May 31, 2013

CHINA: PetroChina Said to Sell Stakes at Home for Cash to Spend Abroad

Bloomberg news
written by Aibing Guo
Wednesday May 29, 2013

PetroChina Co. (857), the world’s second biggest publicly traded oil company, is set to sell minority stakes in oil and gas fields as well as gas pipeline projects in western China to raise cash for overseas acquisitions, said a person familiar with the plans.

Some agreements may be announced in the next few months, said the person who asked not to be identified because the information isn’t public. The pipelines offer near double-digit investment returns, the person said without identifying the assets. Talks are taking place with several parties and their investments will be in the billions of yuan, the person said, declining to be more specific or identify who the company is in discussions with.

PetroChina needs more private capital in the company’s domestic oil and gas businesses to relieve its financing burden, chairman Zhou Jiping said on May 23 in Beijing. It had 505 billion yuan ($82 billion) in interesting-bearing debt at the end of 2012, from 350 billion yuan in 2011, according to its annual report published in April.

“PetroChina can use the cash to buy more assets or expand its overseas projects that over time will provide higher returns than what domestic projects can currently provide,” said Simon Powell, an oil and gas analyst at CLSA Ltd. Hong Kong. Of course, what the market will be looking at is what price PetroChina can get for the assets, he said.

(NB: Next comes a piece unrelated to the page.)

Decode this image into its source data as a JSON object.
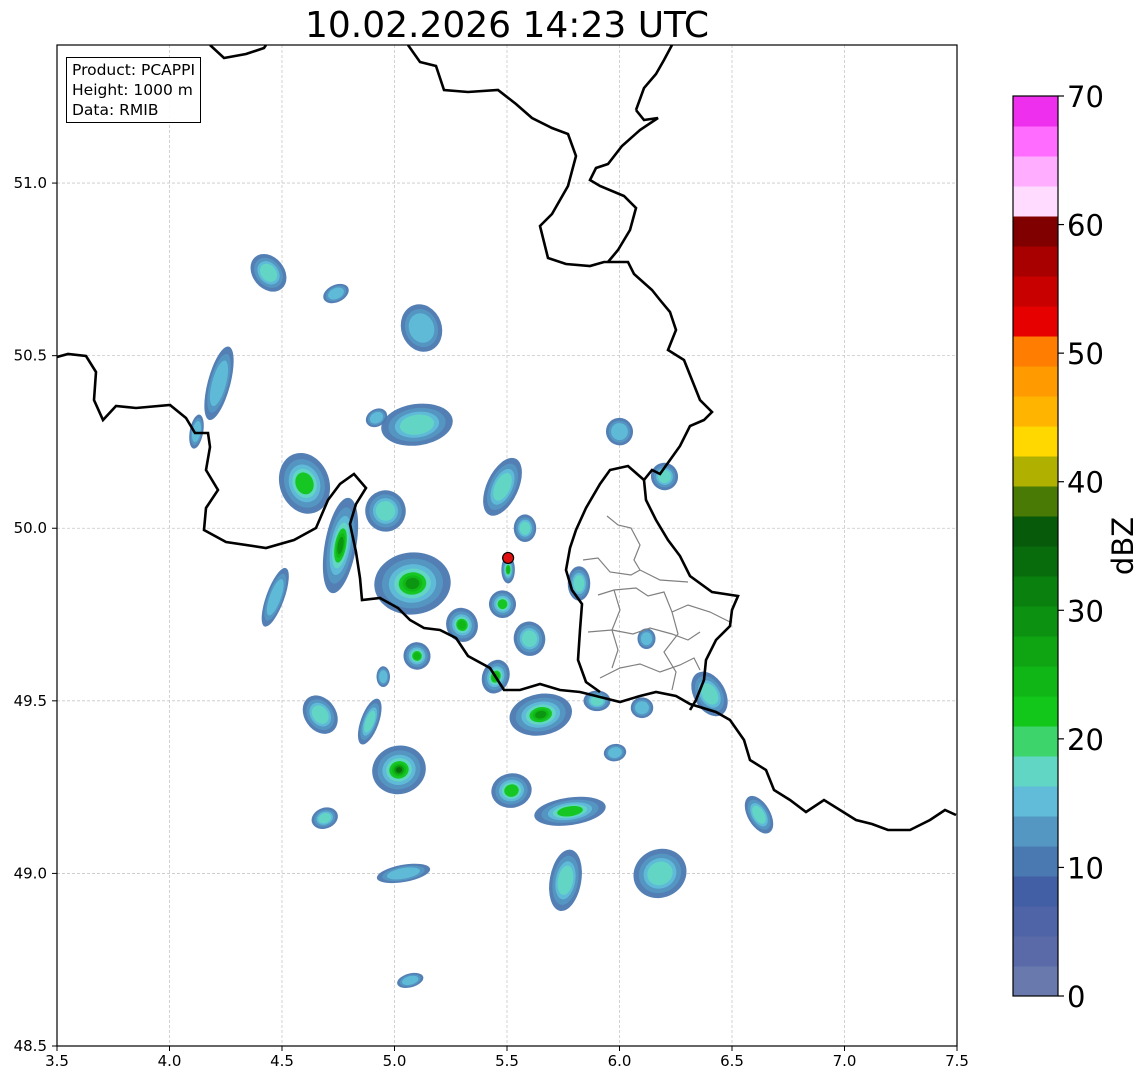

The company’s profit fell to 115 billion yuan in 2012 from 133 billion yuan in 2011 and 140 billion yuan in 2010. Capital spending is forecast to rise to 355 billion yuan in 2013 from 352 billion yuan in 2012 and 284 billion yuan in 2011.

‘Unpleasant Choices’

PetroChina’s debt to equity ratio was about 10 percent in 2007, the same level as oil explorer Cnooc Ltd., though much lower than around 60 percent at China Petroleum & Chemical Corp., according to a research note by Neil Beveridge, Hong Kong-based head analyst for oil and gas in the Asia-Pacific region at Sanford C. Bernstein & Co.

The ratio surged to 47 percent by the end of March and is expected to break 50 percent mark by 2015, Beveridge said in the note published on May 2.

“PetroChina will increasingly have to make the choice between growth, dividend or raising additional capital to fund growth,” Beveridge said. “Give the infrastructure investment over the next decade on gas, pursuit of overseas growth and unconventional growth, it seems inevitable Petrochina will have to make some unpleasant choices ahead.”

Go West

Sales of stakes in western China, which holds the bulk of the company’s oil reserves, would follow Zhou’s comments on May 23, when he said PetroChina would offer up 600 million tons, or about 4.4 billion barrels of oil-equivalent reserves in its north and northeast oilfields for private investment.

Based on 30-35 percent oil recovery rate from proven reserves and a $100 a barrel crude price, the assets in the north could be worth as much as $153.3 billion, according to the person. Minority stakes from 20 percent to 40 percent in those fields would value them at between $30 billion to $61 billion, according to Bloomberg calculations.

PetroChina reported proven undeveloped reserves in China of 9.6 billion barrels of oil equivalent in 2012, according to a filing to the U.S. Securities and Exchange Commission in April.

Only about 600 million barrels of those reserves are in the Daqing oilfield in Northeast China, while most of the reserves are in Shaanxi, Sichuan and Xinjiang in western China, according to the filing.

Home & Away

PetroChina and its parent China National Petroleum Corp. have announced plans to spend about $7 billion in the past six months on assets from Mozambique to Australia, according to data compiled by Bloomberg.

That compares with less than $1 billion deals announced during the same period of time a year earlier.

Meantime, the company opened its third West-East gas transmission pipeline to outside investment last year. It spent 32.5 billion yuan on a 52 percent stake, while the National Council for Social Security Fund, Beijing Guolian Energy Industry Investment Fund, and Shanghai-based Baoshan Iron and Steel Co. and its parent each agreed to invest 10 billion yuan for a 16 percent stake.

PetroChina will soon set up a joint pipeline business unit, inviting private and other investment into its first west-east pipeline project and some assets in western China, Zhou said on May 23, without providing details.